Withdrawing the mind from physical senses or ‘pratyahara’, can be seen as not reacting to external senses. In Yoga we meditate on the breath using Pranayama – altering the way we breathe, Mantra – repeating a word or phrase, Mudra – hand gestures on which to focus the attention in combination with breathing or Trataka – single pointed focus such as candle gazing. These practices give the mind a focus so that external senses are extinguished.

Mindfulness teaches us not to alter the breath in any way. The breath should be natural so as not to enforce will or desire upon it. The focus is on the felt sensation of breathing – the sensation of air in the nostrils, or the delicate rise and fall of the belly.

“Learn to withdraw the mind
From physical senses
Freed from it’s ties
To outer objects
The mind can arrive
At its own real nature.”.

Since the purpose is to be present, the breath is the perfect focus for meditation. We cannot inhale from the past or exhale in the future.
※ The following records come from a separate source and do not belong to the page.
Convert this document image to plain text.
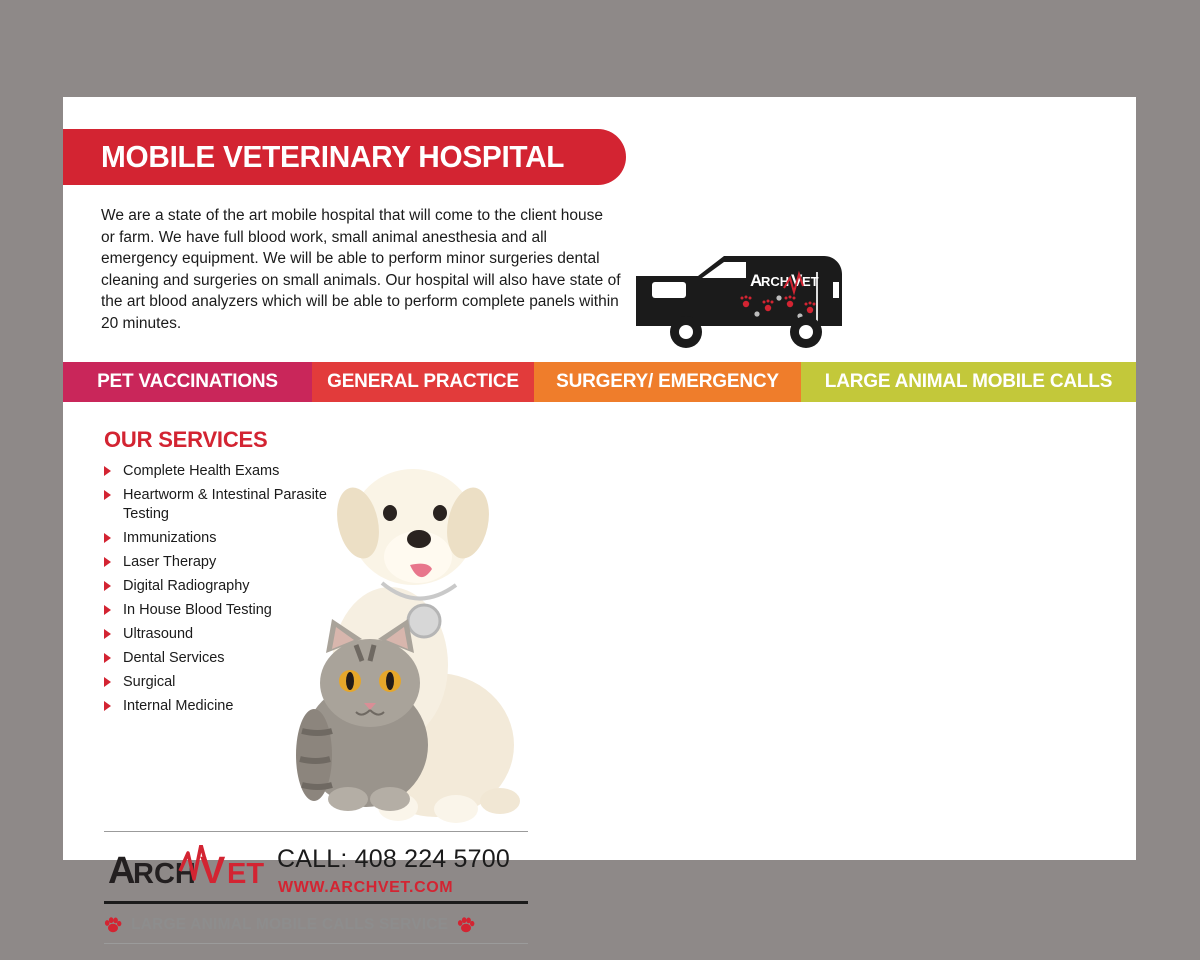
MOBILE VETERINARY HOSPITAL
We are a state of the art mobile hospital that will come to the client house or farm. We have full blood work, small animal anesthesia and all emergency equipment. We will be able to perform minor surgeries dental cleaning and surgeries on small animals. Our hospital will also have state of the art blood analyzers which will be able to perform complete panels within 20 minutes.
A
RCH V ET
PET VACCINATIONS	GENERAL PRACTICE	SURGERY/ EMERGENCY	LARGE ANIMAL MOBILE CALLS
OUR SERVICES
Complete Health Exams
Heartworm & Intestinal Parasite Testing
Immunizations
Laser Therapy
Digital Radiography
In House Blood Testing
Ultrasound
Dental Services
Surgical
Internal Medicine
A
RCH V ET CALL: 408 224 5700
WWW.ARCHVET.COM
LARGE ANIMAL MOBILE CALLS SERVICE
Breathing is an involuntary present moment phenomenon that changes according to your thoughts and emotions; an opportunity to exercise curiosity rather than will. You probably stay alert for a while, then dullness creeps in – your attention wanders without any realisation. You compassionately guide the attention back to the breath, again and again.

Both Yogic breathing and Mindful breathing focus on the present moment. One is enforcing will upon the breath, the other curiosity. Both are beneficial for the brain but mindful breathing can teach you more about yourself and assist in recognising and changing unhelpful behaviours.